The offshore oil and gas producer targeted a record output at 600 million to 610 million barrels of oil equivalent (boe) for this year, versus 545 million to 555 million boe in 2021.

The firm beat its goal last year by producing an estimated 570 million boe, CNOOC said on Tuesday.

CNOOC forecasts its domestic crude oil output to hit a peak of 60 million tonnes by 2030 and natural gas output to cap at 40 billion cubic metres by 2035.

Xu Keqiang, chief executive officer of CNOOC, told reporters on a conference call that the estimates were made based on oil and gas demand, climate change targets and the energy security situation in China.

China has pledged to achieve peak carbon emissions by 2030 and carbon neutrality before 2060, but said energy security must be considered amid those efforts.

One of the industry’s lowest-cost producers, CNOOC plans to hold its capital spending for 2022 steady from a year ago at 90 billion yuan to 100 billion yuan ($17.6-billion to $19.7-billion). That compares to a record set in 2014 of 105 billion yuan to 120 billion yuan.

The offshore specialist has become the largest contributor to the rise in domestic Chinese oil production, making up 80 per cent of the total national increase in 2020, state media reported.

Its Bohai oil cluster off north China has overtaken Daqing to become the country’s biggest crude oil production base, with 2021 output hitting 30.132 million tonnes.

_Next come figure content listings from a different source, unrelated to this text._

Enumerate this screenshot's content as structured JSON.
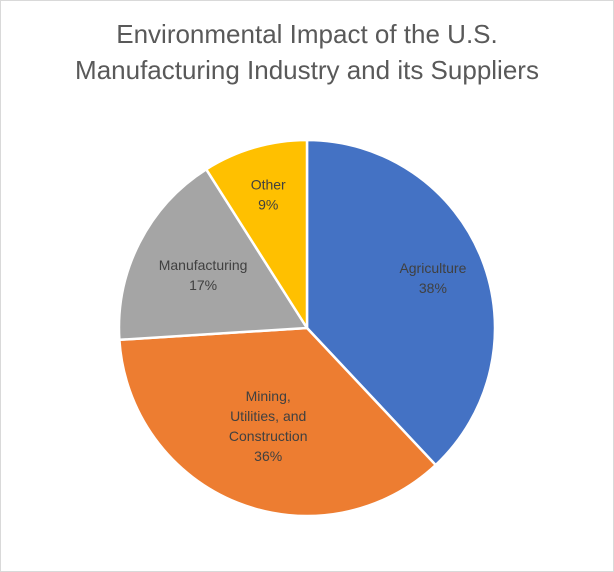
{
  "chart_data": {
    "type": "pie",
    "title_lines": [
      "Environmental Impact of the U.S.",
      "Manufacturing Industry and its Suppliers"
    ],
    "categories": [
      "Agriculture",
      "Mining, Utilities, and Construction",
      "Manufacturing",
      "Other"
    ],
    "label_lines": [
      [
        "Agriculture",
        "38%"
      ],
      [
        "Mining,",
        "Utilities, and",
        "Construction",
        "36%"
      ],
      [
        "Manufacturing",
        "17%"
      ],
      [
        "Other",
        "9%"
      ]
    ],
    "values": [
      38,
      36,
      17,
      9
    ],
    "colors": [
      "#4472c4",
      "#ed7d31",
      "#a5a5a5",
      "#ffc000"
    ],
    "label_color": "#404040",
    "slice_border": "#ffffff",
    "start_angle": "12 o'clock",
    "direction": "clockwise",
    "legend": "none"
  }
}
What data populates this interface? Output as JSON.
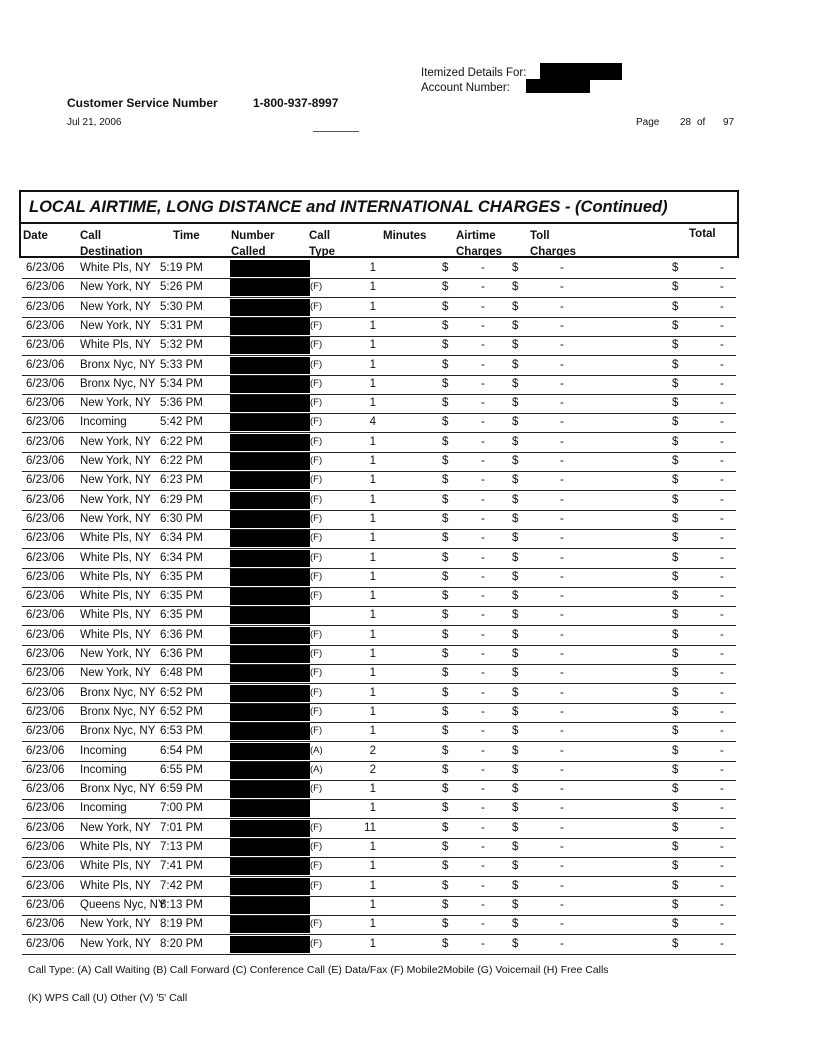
{
  "header": {
    "itemized_label": "Itemized Details For:",
    "account_label": "Account Number:",
    "customer_service_label": "Customer Service Number",
    "customer_service_number": "1-800-937-8997",
    "date": "Jul 21, 2006",
    "page_label": "Page",
    "page_current": "28",
    "page_of": "of",
    "page_total": "97"
  },
  "table": {
    "title": "LOCAL AIRTIME, LONG DISTANCE and INTERNATIONAL CHARGES  - (Continued)",
    "columns": [
      "Date",
      "Call\nDestination",
      "Time",
      "Number\nCalled",
      "Call\nType",
      "Minutes",
      "Airtime\nCharges",
      "Toll\nCharges",
      "Total"
    ],
    "currency": "$",
    "dash": "-",
    "rows": [
      [
        "6/23/06",
        "White Pls, NY",
        "5:19 PM",
        "",
        "1"
      ],
      [
        "6/23/06",
        "New York, NY",
        "5:26 PM",
        "(F)",
        "1"
      ],
      [
        "6/23/06",
        "New York, NY",
        "5:30 PM",
        "(F)",
        "1"
      ],
      [
        "6/23/06",
        "New York, NY",
        "5:31 PM",
        "(F)",
        "1"
      ],
      [
        "6/23/06",
        "White Pls, NY",
        "5:32 PM",
        "(F)",
        "1"
      ],
      [
        "6/23/06",
        "Bronx Nyc, NY",
        "5:33 PM",
        "(F)",
        "1"
      ],
      [
        "6/23/06",
        "Bronx Nyc, NY",
        "5:34 PM",
        "(F)",
        "1"
      ],
      [
        "6/23/06",
        "New York, NY",
        "5:36 PM",
        "(F)",
        "1"
      ],
      [
        "6/23/06",
        "Incoming",
        "5:42 PM",
        "(F)",
        "4"
      ],
      [
        "6/23/06",
        "New York, NY",
        "6:22 PM",
        "(F)",
        "1"
      ],
      [
        "6/23/06",
        "New York, NY",
        "6:22 PM",
        "(F)",
        "1"
      ],
      [
        "6/23/06",
        "New York, NY",
        "6:23 PM",
        "(F)",
        "1"
      ],
      [
        "6/23/06",
        "New York, NY",
        "6:29 PM",
        "(F)",
        "1"
      ],
      [
        "6/23/06",
        "New York, NY",
        "6:30 PM",
        "(F)",
        "1"
      ],
      [
        "6/23/06",
        "White Pls, NY",
        "6:34 PM",
        "(F)",
        "1"
      ],
      [
        "6/23/06",
        "White Pls, NY",
        "6:34 PM",
        "(F)",
        "1"
      ],
      [
        "6/23/06",
        "White Pls, NY",
        "6:35 PM",
        "(F)",
        "1"
      ],
      [
        "6/23/06",
        "White Pls, NY",
        "6:35 PM",
        "(F)",
        "1"
      ],
      [
        "6/23/06",
        "White Pls, NY",
        "6:35 PM",
        "",
        "1"
      ],
      [
        "6/23/06",
        "White Pls, NY",
        "6:36 PM",
        "(F)",
        "1"
      ],
      [
        "6/23/06",
        "New York, NY",
        "6:36 PM",
        "(F)",
        "1"
      ],
      [
        "6/23/06",
        "New York, NY",
        "6:48 PM",
        "(F)",
        "1"
      ],
      [
        "6/23/06",
        "Bronx Nyc, NY",
        "6:52 PM",
        "(F)",
        "1"
      ],
      [
        "6/23/06",
        "Bronx Nyc, NY",
        "6:52 PM",
        "(F)",
        "1"
      ],
      [
        "6/23/06",
        "Bronx Nyc, NY",
        "6:53 PM",
        "(F)",
        "1"
      ],
      [
        "6/23/06",
        "Incoming",
        "6:54 PM",
        "(A)",
        "2"
      ],
      [
        "6/23/06",
        "Incoming",
        "6:55 PM",
        "(A)",
        "2"
      ],
      [
        "6/23/06",
        "Bronx Nyc, NY",
        "6:59 PM",
        "(F)",
        "1"
      ],
      [
        "6/23/06",
        "Incoming",
        "7:00 PM",
        "",
        "1"
      ],
      [
        "6/23/06",
        "New York, NY",
        "7:01 PM",
        "(F)",
        "11"
      ],
      [
        "6/23/06",
        "White Pls, NY",
        "7:13 PM",
        "(F)",
        "1"
      ],
      [
        "6/23/06",
        "White Pls, NY",
        "7:41 PM",
        "(F)",
        "1"
      ],
      [
        "6/23/06",
        "White Pls, NY",
        "7:42 PM",
        "(F)",
        "1"
      ],
      [
        "6/23/06",
        "Queens Nyc, NY",
        "8:13 PM",
        "",
        "1"
      ],
      [
        "6/23/06",
        "New York, NY",
        "8:19 PM",
        "(F)",
        "1"
      ],
      [
        "6/23/06",
        "New York, NY",
        "8:20 PM",
        "(F)",
        "1"
      ]
    ]
  },
  "footer": {
    "legend_line1": "Call Type: (A) Call Waiting (B) Call Forward (C) Conference Call (E) Data/Fax (F) Mobile2Mobile (G) Voicemail (H) Free Calls",
    "legend_line2": "(K) WPS Call (U) Other (V) '5' Call"
  }
}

CNOOC’s first wholly owned deepwater natural gas field, Lingshui 17-2 in the South China Sea, also hit its designed peak rate of 10 million cubic metres in November.

For 2022, the company plans to drill 227 offshore exploration wells and 132 onshore unconventional exploration wells.

It also expects to launch 13 new projects, including the Bozhong, Kenli and Enping oil fields in China, Liza Phase II in Guyana and 3M in Indonesia.

Mr. Xu added that CNOOC expects the global oil market to be in a “tight balance” in 2022 with fuel demand likely returning to the prepandemic levels.

The company forecasts its net production in 2023 and 2024 will reach 640 million to 650 million boe and 680 million to 690 million boe respectively.

From 2022 to 2024, CNOOC’s annual absolute dividend is expected to be no less than HK$0.70 per share ($0.11).